The platform says it will give music listeners access to 35 million songs for online streaming and offline playback, at a price point of $9.99 per month. For a limited time, three months of Napster is priced at $1, a promotion Spotify ran earlier this year.
“Napster is bringing a better way to play music to Canada” said Ethan Rudin, chief financial officer at Napster in a statement sent to MobileSyrup.
“With a deep catalogue of local artists, hand-curated playlists, and the first music experience for kids, Napster is customized specifically for Canadian music fans. It was important to us that we enter Canada with a personalized music experience that has a complete catalogue of local, national and international artists.”

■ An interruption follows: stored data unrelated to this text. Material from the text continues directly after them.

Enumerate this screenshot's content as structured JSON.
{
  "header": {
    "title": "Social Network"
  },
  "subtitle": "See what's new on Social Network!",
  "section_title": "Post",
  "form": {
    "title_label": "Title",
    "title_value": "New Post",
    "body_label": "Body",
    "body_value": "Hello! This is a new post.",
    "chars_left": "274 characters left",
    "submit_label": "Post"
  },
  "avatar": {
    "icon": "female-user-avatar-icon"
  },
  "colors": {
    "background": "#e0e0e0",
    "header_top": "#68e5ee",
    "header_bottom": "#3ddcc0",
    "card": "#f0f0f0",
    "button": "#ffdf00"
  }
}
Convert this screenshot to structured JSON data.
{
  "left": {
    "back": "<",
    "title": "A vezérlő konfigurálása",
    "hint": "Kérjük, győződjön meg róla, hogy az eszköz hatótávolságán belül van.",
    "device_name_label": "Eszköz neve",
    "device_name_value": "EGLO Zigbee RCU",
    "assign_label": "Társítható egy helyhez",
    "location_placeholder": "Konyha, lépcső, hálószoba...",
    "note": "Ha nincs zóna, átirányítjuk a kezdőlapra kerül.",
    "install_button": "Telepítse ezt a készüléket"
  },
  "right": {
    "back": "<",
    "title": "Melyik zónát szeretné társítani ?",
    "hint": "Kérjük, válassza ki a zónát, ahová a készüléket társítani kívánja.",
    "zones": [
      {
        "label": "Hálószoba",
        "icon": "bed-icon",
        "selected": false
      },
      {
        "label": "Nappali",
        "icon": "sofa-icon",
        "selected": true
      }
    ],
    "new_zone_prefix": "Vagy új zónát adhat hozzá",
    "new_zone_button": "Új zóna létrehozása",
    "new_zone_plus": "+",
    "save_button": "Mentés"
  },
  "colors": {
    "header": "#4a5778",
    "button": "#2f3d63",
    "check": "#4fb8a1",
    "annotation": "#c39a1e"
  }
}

Everything from Napster’s user interface, to the platform’s logo and song selection, are reminiscent of streaming services that have already been available for years.
Back in 2011 Napster made a hasty exit from the Canadian market, shutting all of its service down on December 16 after relaunching in 2004 as a paid platform.
Back then, at a price point of $9.95 a month, the service allowed Canadians to stream millions of songs to their computers, as well as various portable music devices, although due to a dispute over digital rights management, songs were not playable on Apple devices. For a slightly more expensive $14.95 a month fee, songs could be played while offline.
Napster’s exit from Canada was spurred by the company being acquired by Rhapsody, one of the industry’s major music services in early 2010. While Rhapsody still exists today, it has largely taken a back seat to other more prominent platforms like Apple Music and Spotify.
As the music streaming industry becomes increasingly crowded, it’s unlikely lesser known platforms like Napster, a platform that once disrupted the entire recording industry in the late 90s, will be able to survive.
This latest relaunch marks the second time Napster has launched in Canada.